Southern West Virginia Environmental Restoration Infrastructure and Resource Protection Development Pilot Program. The Corps is to provide environmental assistance to non-Federal interests. Projects are to include surface water resource protection and development.

Environmental Project Modifications, Sacramento River, California. In carrying out the flood control project for this area, the Corps is to plan, design, and build "historical wetlands at an alternative site" contiguous to the Yolo Bypass.

Bank Stabilization and Marsh Creation. For the Calcasieu River Ship Canal, Louisiana, the Corps is to study the possibility of bank stabilization and marsh creation using retaining dikes and dredged material, and is to report to Congress in 1 year (by October 31, 1993).

Connecticut Coastal Saltmarsh Restoration Authorization. Subject to cost sharing, the Corps is to look into and implement saltmarsh restoration projects along the Connecticut coast.

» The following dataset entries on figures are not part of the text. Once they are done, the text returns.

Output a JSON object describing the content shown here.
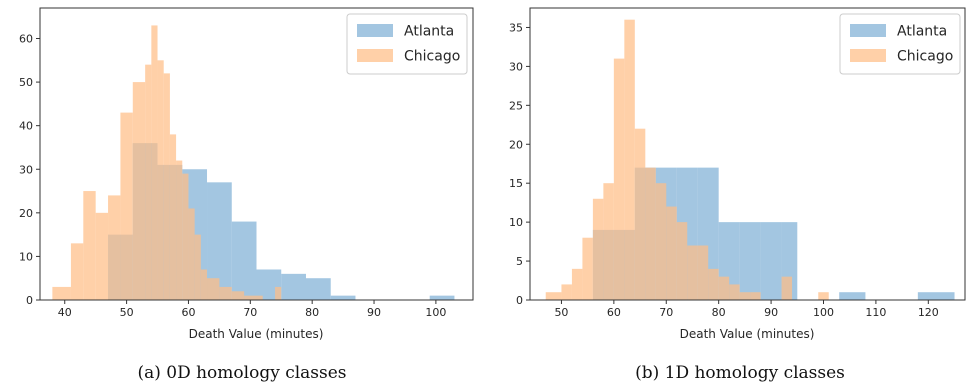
{
  "chart_data": [
    {
      "type": "bar",
      "subtype": "overlaid-histogram",
      "caption": "(a) 0D homology classes",
      "xlabel": "Death Value (minutes)",
      "xlim": [
        36,
        106
      ],
      "ylim": [
        0,
        67
      ],
      "xticks": [
        40,
        50,
        60,
        70,
        80,
        90,
        100
      ],
      "yticks": [
        0,
        10,
        20,
        30,
        40,
        50,
        60
      ],
      "legend": "top-right",
      "series": [
        {
          "name": "Atlanta",
          "color": "#7fb0d5",
          "bins": [
            {
              "x0": 47.0,
              "x1": 51.0,
              "y": 15
            },
            {
              "x0": 51.0,
              "x1": 55.0,
              "y": 36
            },
            {
              "x0": 55.0,
              "x1": 59.0,
              "y": 31
            },
            {
              "x0": 59.0,
              "x1": 63.0,
              "y": 30
            },
            {
              "x0": 63.0,
              "x1": 67.0,
              "y": 27
            },
            {
              "x0": 67.0,
              "x1": 71.0,
              "y": 18
            },
            {
              "x0": 71.0,
              "x1": 75.0,
              "y": 7
            },
            {
              "x0": 75.0,
              "x1": 79.0,
              "y": 6
            },
            {
              "x0": 79.0,
              "x1": 83.0,
              "y": 5
            },
            {
              "x0": 83.0,
              "x1": 87.0,
              "y": 1
            },
            {
              "x0": 99.0,
              "x1": 103.0,
              "y": 1
            }
          ]
        },
        {
          "name": "Chicago",
          "color": "#ffbe86",
          "bins": [
            {
              "x0": 38.0,
              "x1": 41.0,
              "y": 3
            },
            {
              "x0": 41.0,
              "x1": 43.0,
              "y": 13
            },
            {
              "x0": 43.0,
              "x1": 45.0,
              "y": 25
            },
            {
              "x0": 45.0,
              "x1": 47.0,
              "y": 20
            },
            {
              "x0": 47.0,
              "x1": 49.0,
              "y": 24
            },
            {
              "x0": 49.0,
              "x1": 51.0,
              "y": 43
            },
            {
              "x0": 51.0,
              "x1": 53.0,
              "y": 50
            },
            {
              "x0": 53.0,
              "x1": 54.0,
              "y": 54
            },
            {
              "x0": 54.0,
              "x1": 55.0,
              "y": 63
            },
            {
              "x0": 55.0,
              "x1": 56.0,
              "y": 55
            },
            {
              "x0": 56.0,
              "x1": 57.0,
              "y": 52
            },
            {
              "x0": 57.0,
              "x1": 58.0,
              "y": 38
            },
            {
              "x0": 58.0,
              "x1": 59.0,
              "y": 32
            },
            {
              "x0": 59.0,
              "x1": 60.0,
              "y": 29
            },
            {
              "x0": 60.0,
              "x1": 61.0,
              "y": 21
            },
            {
              "x0": 61.0,
              "x1": 62.0,
              "y": 15
            },
            {
              "x0": 62.0,
              "x1": 63.0,
              "y": 7
            },
            {
              "x0": 63.0,
              "x1": 65.0,
              "y": 5
            },
            {
              "x0": 65.0,
              "x1": 67.0,
              "y": 3
            },
            {
              "x0": 67.0,
              "x1": 69.0,
              "y": 2
            },
            {
              "x0": 69.0,
              "x1": 71.0,
              "y": 1
            },
            {
              "x0": 71.0,
              "x1": 72.0,
              "y": 1
            },
            {
              "x0": 74.0,
              "x1": 75.0,
              "y": 3
            }
          ]
        }
      ]
    },
    {
      "type": "bar",
      "subtype": "overlaid-histogram",
      "caption": "(b) 1D homology classes",
      "xlabel": "Death Value (minutes)",
      "xlim": [
        44,
        127
      ],
      "ylim": [
        0,
        37.5
      ],
      "xticks": [
        50,
        60,
        70,
        80,
        90,
        100,
        110,
        120
      ],
      "yticks": [
        0,
        5,
        10,
        15,
        20,
        25,
        30,
        35
      ],
      "legend": "top-right",
      "series": [
        {
          "name": "Atlanta",
          "color": "#7fb0d5",
          "bins": [
            {
              "x0": 56.0,
              "x1": 60.0,
              "y": 9
            },
            {
              "x0": 60.0,
              "x1": 64.0,
              "y": 9
            },
            {
              "x0": 64.0,
              "x1": 68.0,
              "y": 17
            },
            {
              "x0": 68.0,
              "x1": 72.0,
              "y": 17
            },
            {
              "x0": 72.0,
              "x1": 76.0,
              "y": 17
            },
            {
              "x0": 76.0,
              "x1": 80.0,
              "y": 17
            },
            {
              "x0": 80.0,
              "x1": 84.0,
              "y": 10
            },
            {
              "x0": 84.0,
              "x1": 88.0,
              "y": 10
            },
            {
              "x0": 88.0,
              "x1": 92.0,
              "y": 10
            },
            {
              "x0": 92.0,
              "x1": 95.0,
              "y": 10
            },
            {
              "x0": 103.0,
              "x1": 108.0,
              "y": 1
            },
            {
              "x0": 118.0,
              "x1": 125.0,
              "y": 1
            }
          ]
        },
        {
          "name": "Chicago",
          "color": "#ffbe86",
          "bins": [
            {
              "x0": 47.0,
              "x1": 50.0,
              "y": 1
            },
            {
              "x0": 50.0,
              "x1": 52.0,
              "y": 2
            },
            {
              "x0": 52.0,
              "x1": 54.0,
              "y": 4
            },
            {
              "x0": 54.0,
              "x1": 56.0,
              "y": 8
            },
            {
              "x0": 56.0,
              "x1": 58.0,
              "y": 13
            },
            {
              "x0": 58.0,
              "x1": 60.0,
              "y": 15
            },
            {
              "x0": 60.0,
              "x1": 62.0,
              "y": 31
            },
            {
              "x0": 62.0,
              "x1": 64.0,
              "y": 36
            },
            {
              "x0": 64.0,
              "x1": 66.0,
              "y": 22
            },
            {
              "x0": 66.0,
              "x1": 68.0,
              "y": 17
            },
            {
              "x0": 68.0,
              "x1": 70.0,
              "y": 15
            },
            {
              "x0": 70.0,
              "x1": 72.0,
              "y": 12
            },
            {
              "x0": 72.0,
              "x1": 74.0,
              "y": 10
            },
            {
              "x0": 74.0,
              "x1": 76.0,
              "y": 7
            },
            {
              "x0": 76.0,
              "x1": 78.0,
              "y": 7
            },
            {
              "x0": 78.0,
              "x1": 80.0,
              "y": 4
            },
            {
              "x0": 80.0,
              "x1": 82.0,
              "y": 3
            },
            {
              "x0": 82.0,
              "x1": 84.0,
              "y": 2
            },
            {
              "x0": 84.0,
              "x1": 86.0,
              "y": 1
            },
            {
              "x0": 86.0,
              "x1": 88.0,
              "y": 1
            },
            {
              "x0": 92.0,
              "x1": 94.0,
              "y": 3
            },
            {
              "x0": 99.0,
              "x1": 101.0,
              "y": 1
            }
          ]
        }
      ]
    }
  ]
}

San Francisco Bay. The Corps is authorized to participate as a Federal member in the Interagency Ecological Study Program M.O.U. to implement monitoring requirements in the San Francisco Bay-Delta Estuary, California.

Sediment Management Strategy for Maumee River, Toledo Harbor. Within 1 year of enactment (by October 31, 1993), the Corps is to develop long-term sediment management strategies for the river, including sediment reuse for wetlands restoration.

Sediments Decontamination Technology. Within 1 year of enactment (by October 31, 1993), the EPA and Corps are to jointly select removal, treatment, and decontamination technologies for a contaminated marine sediments project in the New York/New Jersey Harbor.

The legislative history of this Act includes: House Report 102- 842; Senate Report 102-283; and Congressional Record pages H11848 - 51, October 5, 1992; E3327, October 29, 1992; and S17828 - 29, S17832, and S17850 - 56, October, 8, 1992.

The U.S. Army Corps of Engineers is responsible for implementation of these authorities. The Assistant Director for Ecological Services provides overall coordination of Service involvment, with each Regional Director being responsible for projects within their geographical areas.